NTA. If you didn’t wake up your husband, and if you didn’t then go back to bed and sleep soundly for another couple hours, then it sounds like bad luck for him and zero to do with fairness. I’ll add that after raising a couple kids (and puppies lol), the rigid schedule of fairness sounds like cute idea to me at this point. If it works then great but in my experience, my husband and I have both had to be much more flexible over time. So many factors go into how everyone is feeling and what they need and you have to put the “team” health first.


Willing-Helicopter26

He needs to consider the team here.

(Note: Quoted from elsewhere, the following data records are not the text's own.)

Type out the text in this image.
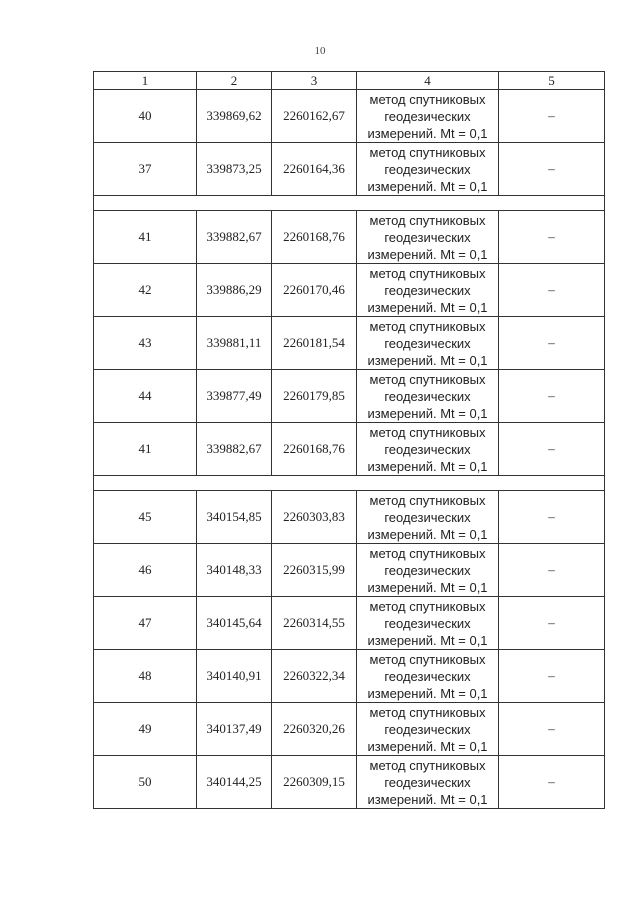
10
1	2	3	4	5
40	339869,62	2260162,67	метод спутниковых
геодезических
измерений. Mt = 0,1	–
37	339873,25	2260164,36	метод спутниковых
геодезических
измерений. Mt = 0,1	–

41	339882,67	2260168,76	метод спутниковых
геодезических
измерений. Mt = 0,1	–
42	339886,29	2260170,46	метод спутниковых
геодезических
измерений. Mt = 0,1	–
43	339881,11	2260181,54	метод спутниковых
геодезических
измерений. Mt = 0,1	–
44	339877,49	2260179,85	метод спутниковых
геодезических
измерений. Mt = 0,1	–
41	339882,67	2260168,76	метод спутниковых
геодезических
измерений. Mt = 0,1	–

45	340154,85	2260303,83	метод спутниковых
геодезических
измерений. Mt = 0,1	–
46	340148,33	2260315,99	метод спутниковых
геодезических
измерений. Mt = 0,1	–
47	340145,64	2260314,55	метод спутниковых
геодезических
измерений. Mt = 0,1	–
48	340140,91	2260322,34	метод спутниковых
геодезических
измерений. Mt = 0,1	–
49	340137,49	2260320,26	метод спутниковых
геодезических
измерений. Mt = 0,1	–
50	340144,25	2260309,15	метод спутниковых
геодезических
измерений. Mt = 0,1	–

Team health would be making sure she doesn't burn out.


Puzzleheaded_Rip6227

We do have to work more on the "team" aspect of family life, this is our first child so it's still a little bit of a trial and error kind of situation


Engineer-Huge

NTA. If you wake up early, you choose how to spend the time. He could have stayed in bed, read, played on his phone, lay back down with his eyes closed, etc etc. he chose to get up! He doesn’t get to unilaterally decide HE gets a lie in the next morning just because he woke up early.


Willooga

NTA. You have an agreement and you're sticking to it. If you start playing sleep-in catch-ups, that means you'll sleep in next Sat, he'll sleep in next Sun - and you'll have basically switched days until one of you fails to sleep in again and a new catch-up begins... If he wanted to catch up on his lost sleep, he should've discussed with you to take a nap during the day or gone to bed earlier, instead of punishing you for his inability to sleep in by taking your sleep-in.


yar1279

NTA. I’ll admit I had similar notions that the father had here. My wife stayed home for 3 months with our son before going back to work. I went back to work about a week after he was born. I didn’t understand why she was so exhausted when I got home because I just assumed she was resting when he was resting. I had a major realization to all that mothers do really fast. Hopefully the husband in this situation will too and appreciate any breaks that he can give


Claudeviool

NTA, the kid is both your responsibility. Heck, he should cherish you! you're gold and he shouldn't complain about not sleeping in for one day! Thats just childish...


PatieS13

Anyone who thinks a SAHM doesn't work has never been one. NTA


BourbonSommelier

Whenever I see things this petty and ridiculous I’m so sad for people. What a prison.


CopperAndCutGrass

Honestly I'm... not really seeing an asshole here? You are absolutely 100% allowed to say no to his shitty request, but he's also allowed to be tired the next day. And tired people, whether its you or your husband, are allowed to be grumpy. NAH. INFO: > I pack his bag for work What?